Washington this week sent high level teams from six separate American state departments to Guyana and Suriname, indicating to government and private sector organizations that up to US$200 billion dollars could be available in loans and grants to the region’s largest and most resource-rich nations. The departments included Treasury, the Export-Import Bank, USAID, State, Homeland Security and the International Development Finance Corporation.
“We looked at the quantum of funds they can lend. From all the agencies in the room, we would be able to access US$200 billion,” Private Sector Chair Nicholas Boyer told reporters after a joint presser in Georgetown on Tuesday.
Surinamese officials echoed similar sentiments after talks with the same delegation, noting that relations with Suriname which has traditionally preferred closer ties with ‘mother country’, The Netherlands, have never been closer, facilitated in large part with the late May election defeat of former military strongman Desi Bouterse. The US had politically despised Bouterse.
Pompeo had pulled no punches in indicating that the US was glad to see the back of Bouterse and was ready to embrace the new administration and muscle out China and other rivals vying for the massive business and investment opportunities that should flow from oil and gas becoming Suriname’s largest industry in about a decade.

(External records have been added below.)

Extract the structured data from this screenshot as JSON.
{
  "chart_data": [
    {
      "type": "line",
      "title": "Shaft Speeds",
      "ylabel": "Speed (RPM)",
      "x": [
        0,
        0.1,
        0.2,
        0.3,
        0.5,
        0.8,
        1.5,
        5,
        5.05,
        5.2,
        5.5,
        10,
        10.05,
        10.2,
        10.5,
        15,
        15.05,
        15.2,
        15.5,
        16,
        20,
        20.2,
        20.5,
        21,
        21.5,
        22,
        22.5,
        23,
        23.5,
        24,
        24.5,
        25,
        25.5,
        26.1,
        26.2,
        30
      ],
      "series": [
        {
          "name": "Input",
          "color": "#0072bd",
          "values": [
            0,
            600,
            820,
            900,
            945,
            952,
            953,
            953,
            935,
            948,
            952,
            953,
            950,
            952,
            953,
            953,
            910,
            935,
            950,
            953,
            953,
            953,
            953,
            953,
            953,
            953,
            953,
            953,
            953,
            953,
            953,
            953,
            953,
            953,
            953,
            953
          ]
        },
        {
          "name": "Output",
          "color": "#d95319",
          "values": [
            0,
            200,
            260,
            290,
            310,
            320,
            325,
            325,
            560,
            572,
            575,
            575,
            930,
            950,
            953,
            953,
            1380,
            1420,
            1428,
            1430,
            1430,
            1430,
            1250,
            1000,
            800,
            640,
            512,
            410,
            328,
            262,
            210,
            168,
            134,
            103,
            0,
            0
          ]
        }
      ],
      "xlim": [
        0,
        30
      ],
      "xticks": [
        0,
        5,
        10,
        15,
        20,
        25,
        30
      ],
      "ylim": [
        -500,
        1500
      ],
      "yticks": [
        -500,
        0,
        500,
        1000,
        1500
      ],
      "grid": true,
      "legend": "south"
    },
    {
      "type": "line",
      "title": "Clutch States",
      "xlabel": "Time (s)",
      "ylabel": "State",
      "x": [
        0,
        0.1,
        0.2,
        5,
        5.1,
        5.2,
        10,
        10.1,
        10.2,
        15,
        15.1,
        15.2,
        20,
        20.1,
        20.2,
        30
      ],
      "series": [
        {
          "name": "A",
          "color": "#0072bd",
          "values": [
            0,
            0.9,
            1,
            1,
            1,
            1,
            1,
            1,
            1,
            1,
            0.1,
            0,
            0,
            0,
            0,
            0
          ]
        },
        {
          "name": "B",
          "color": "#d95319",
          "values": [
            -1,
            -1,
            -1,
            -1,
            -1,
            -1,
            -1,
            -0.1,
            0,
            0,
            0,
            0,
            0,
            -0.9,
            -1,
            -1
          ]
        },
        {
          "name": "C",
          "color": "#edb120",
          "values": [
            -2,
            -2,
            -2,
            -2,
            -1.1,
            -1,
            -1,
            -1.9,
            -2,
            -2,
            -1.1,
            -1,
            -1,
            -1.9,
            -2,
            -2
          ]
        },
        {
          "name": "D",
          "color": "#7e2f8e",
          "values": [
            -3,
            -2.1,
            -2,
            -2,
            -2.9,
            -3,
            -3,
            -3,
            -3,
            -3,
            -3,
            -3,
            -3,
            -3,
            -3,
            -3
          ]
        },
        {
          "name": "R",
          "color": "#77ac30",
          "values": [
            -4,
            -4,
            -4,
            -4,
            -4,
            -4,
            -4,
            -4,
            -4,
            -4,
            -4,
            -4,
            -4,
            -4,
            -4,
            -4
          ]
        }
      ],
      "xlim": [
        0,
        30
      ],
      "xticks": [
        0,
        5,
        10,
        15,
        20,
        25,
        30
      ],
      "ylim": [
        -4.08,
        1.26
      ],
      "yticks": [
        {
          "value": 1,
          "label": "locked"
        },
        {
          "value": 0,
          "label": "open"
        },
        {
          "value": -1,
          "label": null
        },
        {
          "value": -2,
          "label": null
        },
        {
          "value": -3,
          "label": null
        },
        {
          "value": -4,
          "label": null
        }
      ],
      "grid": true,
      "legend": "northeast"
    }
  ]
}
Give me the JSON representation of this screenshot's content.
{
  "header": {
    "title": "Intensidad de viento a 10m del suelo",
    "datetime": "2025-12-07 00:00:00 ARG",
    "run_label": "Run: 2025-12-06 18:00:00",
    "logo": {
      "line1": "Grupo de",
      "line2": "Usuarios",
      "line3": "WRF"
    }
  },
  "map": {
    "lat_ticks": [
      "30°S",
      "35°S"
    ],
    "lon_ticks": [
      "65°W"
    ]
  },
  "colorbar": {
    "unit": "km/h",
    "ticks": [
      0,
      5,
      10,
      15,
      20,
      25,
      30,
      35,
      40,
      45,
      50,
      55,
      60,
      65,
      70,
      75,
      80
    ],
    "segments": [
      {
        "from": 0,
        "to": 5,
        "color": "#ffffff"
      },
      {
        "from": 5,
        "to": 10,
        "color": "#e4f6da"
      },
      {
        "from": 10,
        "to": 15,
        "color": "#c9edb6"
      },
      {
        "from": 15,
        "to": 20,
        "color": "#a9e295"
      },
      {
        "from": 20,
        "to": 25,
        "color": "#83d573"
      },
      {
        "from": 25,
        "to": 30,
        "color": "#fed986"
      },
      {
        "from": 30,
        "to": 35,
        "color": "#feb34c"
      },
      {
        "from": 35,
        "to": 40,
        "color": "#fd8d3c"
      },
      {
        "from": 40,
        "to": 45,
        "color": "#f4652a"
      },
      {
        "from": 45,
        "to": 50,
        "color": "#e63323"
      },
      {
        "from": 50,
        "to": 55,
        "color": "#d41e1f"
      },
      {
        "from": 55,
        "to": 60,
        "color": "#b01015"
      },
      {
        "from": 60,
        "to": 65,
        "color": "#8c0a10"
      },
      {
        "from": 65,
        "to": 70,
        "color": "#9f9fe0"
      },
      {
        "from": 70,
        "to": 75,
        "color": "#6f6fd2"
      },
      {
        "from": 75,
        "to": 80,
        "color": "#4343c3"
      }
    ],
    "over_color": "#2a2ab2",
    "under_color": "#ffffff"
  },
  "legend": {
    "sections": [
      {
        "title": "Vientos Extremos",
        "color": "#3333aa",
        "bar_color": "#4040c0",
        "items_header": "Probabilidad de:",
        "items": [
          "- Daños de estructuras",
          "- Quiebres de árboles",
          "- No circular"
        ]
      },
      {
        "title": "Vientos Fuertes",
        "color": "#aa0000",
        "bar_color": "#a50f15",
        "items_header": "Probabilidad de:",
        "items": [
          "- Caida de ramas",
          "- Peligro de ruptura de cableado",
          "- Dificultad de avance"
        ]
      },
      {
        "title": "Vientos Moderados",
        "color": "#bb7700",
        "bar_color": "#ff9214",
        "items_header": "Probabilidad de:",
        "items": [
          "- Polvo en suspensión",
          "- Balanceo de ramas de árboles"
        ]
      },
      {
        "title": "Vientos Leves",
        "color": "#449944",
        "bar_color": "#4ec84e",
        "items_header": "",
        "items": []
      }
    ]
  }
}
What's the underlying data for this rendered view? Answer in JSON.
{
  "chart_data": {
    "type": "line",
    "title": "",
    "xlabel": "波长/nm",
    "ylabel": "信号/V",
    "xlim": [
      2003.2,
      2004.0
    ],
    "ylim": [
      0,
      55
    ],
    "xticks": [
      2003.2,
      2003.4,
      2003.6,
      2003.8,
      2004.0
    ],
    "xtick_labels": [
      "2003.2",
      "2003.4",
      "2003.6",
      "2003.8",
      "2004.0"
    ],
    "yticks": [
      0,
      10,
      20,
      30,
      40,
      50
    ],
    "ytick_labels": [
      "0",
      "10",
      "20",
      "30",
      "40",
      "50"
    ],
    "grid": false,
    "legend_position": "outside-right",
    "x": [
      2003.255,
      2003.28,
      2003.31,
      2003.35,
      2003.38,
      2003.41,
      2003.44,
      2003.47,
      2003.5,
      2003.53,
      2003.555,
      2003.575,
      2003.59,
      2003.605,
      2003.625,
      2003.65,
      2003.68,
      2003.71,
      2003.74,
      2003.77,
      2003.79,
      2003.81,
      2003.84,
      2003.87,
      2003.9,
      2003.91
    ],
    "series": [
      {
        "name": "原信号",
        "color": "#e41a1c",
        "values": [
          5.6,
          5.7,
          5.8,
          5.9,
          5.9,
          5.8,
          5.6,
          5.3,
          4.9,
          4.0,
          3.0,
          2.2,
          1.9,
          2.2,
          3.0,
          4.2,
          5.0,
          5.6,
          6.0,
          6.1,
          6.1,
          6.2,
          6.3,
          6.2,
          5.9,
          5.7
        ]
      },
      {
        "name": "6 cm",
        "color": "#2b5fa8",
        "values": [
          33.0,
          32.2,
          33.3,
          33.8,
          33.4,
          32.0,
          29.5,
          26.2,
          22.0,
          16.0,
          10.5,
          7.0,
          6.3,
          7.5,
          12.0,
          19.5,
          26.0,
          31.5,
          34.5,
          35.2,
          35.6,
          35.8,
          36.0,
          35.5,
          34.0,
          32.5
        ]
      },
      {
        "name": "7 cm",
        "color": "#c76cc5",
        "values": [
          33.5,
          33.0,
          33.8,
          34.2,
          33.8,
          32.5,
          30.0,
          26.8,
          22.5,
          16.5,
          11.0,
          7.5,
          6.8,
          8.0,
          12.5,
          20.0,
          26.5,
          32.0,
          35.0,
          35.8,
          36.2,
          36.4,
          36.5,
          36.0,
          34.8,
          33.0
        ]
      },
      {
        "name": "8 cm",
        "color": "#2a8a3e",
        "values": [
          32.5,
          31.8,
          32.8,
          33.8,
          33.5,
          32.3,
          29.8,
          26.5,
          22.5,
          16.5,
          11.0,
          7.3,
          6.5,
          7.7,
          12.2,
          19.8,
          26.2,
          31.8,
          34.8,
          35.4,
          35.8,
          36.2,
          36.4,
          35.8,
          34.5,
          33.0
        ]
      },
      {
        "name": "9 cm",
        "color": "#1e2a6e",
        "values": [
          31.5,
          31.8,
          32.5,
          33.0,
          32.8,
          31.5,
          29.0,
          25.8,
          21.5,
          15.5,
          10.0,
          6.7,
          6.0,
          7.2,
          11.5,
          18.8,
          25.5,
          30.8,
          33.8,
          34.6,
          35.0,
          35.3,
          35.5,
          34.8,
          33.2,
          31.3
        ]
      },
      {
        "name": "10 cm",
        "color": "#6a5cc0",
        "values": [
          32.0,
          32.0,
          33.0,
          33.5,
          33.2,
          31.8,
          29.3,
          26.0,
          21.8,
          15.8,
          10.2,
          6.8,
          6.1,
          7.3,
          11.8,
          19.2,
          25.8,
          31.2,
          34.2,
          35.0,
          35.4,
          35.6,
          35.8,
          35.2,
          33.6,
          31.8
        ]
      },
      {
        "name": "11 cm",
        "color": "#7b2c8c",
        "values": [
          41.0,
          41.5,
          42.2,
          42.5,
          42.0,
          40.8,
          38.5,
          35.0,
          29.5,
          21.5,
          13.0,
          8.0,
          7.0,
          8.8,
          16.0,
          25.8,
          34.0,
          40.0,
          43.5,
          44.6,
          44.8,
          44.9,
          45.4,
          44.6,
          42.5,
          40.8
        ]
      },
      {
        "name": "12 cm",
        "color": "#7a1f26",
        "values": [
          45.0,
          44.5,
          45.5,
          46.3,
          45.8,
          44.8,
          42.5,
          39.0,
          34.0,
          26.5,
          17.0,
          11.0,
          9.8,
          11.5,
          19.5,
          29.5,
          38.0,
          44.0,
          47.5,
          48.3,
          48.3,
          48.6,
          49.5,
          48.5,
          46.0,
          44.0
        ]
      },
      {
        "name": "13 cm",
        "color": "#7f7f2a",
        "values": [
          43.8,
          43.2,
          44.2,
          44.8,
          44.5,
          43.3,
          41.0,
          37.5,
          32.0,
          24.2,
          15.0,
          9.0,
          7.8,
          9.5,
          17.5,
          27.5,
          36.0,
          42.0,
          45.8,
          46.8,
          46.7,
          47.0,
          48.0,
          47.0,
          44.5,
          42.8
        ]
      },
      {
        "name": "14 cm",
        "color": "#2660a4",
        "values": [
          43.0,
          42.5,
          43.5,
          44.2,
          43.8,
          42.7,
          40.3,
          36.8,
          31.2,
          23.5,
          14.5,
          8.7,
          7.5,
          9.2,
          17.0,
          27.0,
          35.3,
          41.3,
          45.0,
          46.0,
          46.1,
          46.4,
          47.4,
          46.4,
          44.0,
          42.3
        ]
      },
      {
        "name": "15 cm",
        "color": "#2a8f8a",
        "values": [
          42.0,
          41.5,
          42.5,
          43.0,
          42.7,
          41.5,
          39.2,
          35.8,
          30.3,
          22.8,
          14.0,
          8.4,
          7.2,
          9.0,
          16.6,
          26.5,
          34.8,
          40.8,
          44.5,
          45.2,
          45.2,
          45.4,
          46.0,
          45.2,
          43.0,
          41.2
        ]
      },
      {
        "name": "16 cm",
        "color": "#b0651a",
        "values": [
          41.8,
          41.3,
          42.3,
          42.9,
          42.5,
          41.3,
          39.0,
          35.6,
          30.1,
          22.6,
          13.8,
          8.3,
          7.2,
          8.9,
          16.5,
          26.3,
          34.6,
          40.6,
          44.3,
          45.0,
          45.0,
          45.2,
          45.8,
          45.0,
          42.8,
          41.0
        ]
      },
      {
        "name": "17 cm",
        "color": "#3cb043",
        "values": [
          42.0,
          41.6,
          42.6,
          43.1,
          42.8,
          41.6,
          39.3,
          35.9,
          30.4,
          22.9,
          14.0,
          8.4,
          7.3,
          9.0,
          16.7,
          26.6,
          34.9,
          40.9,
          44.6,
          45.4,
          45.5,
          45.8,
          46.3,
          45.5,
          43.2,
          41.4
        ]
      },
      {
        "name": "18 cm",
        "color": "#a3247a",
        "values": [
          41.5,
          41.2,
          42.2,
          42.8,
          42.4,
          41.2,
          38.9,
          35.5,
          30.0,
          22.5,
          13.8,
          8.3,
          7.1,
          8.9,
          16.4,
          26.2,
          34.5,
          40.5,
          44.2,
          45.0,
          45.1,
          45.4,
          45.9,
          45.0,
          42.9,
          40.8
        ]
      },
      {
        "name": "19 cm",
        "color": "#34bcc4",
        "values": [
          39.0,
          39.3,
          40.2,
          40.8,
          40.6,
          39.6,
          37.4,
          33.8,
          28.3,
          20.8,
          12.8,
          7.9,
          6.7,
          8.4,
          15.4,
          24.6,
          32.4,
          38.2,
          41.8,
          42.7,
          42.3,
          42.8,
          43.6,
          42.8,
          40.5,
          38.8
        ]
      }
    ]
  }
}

“This is the first time that six American government agencies are simultaneously on a mission in Suriname. This is historic and it highlights how seriously the United States (US) takes its relations with Suriname,” said team leader Michael Boehler told local De Ware Tijd newspaper. He is the CEO of the finance bank.
The issue of support for America’s foreign policy to Venezuela did come up during the visit to the two, in Guyana in particular because it shares a border with Venezuela and has a decades old territorial dispute but Pompeo had also said he was visiting to clear the way for American investors to take advantage of large infrastructure projects such as offshore support for rigs, seismic vessels, office space, heavy machinery acquisition, housing for expatriate families and onshore facilities among other areas.
Guyana in mid 2015 found a humungous amount of sweet, light high quality offshore through American supermajor ExxonMobil and a consortium drilling nearly 20 large wells. Actual production and oil exports began in late December of last year. Preparations are underway for production from at least two other fields over the next three years, while a slew of other companies are also lining up to drill wells in fields near Exxon’s.
In neighboring Suriname, US owned Apache Oil and Tullow of the United Kingdom have blazed a trail of several successful wells that contain similar high quality to Guyana, triggering widespread excitement globally. Other companies are also trying to win concessions. Suriname has tons of experience with oil as it has had a 160,000 barrel per day sector for nearly 40 years. Authorities were drilling for water when oil gushed from the ground in western districts near Guyana.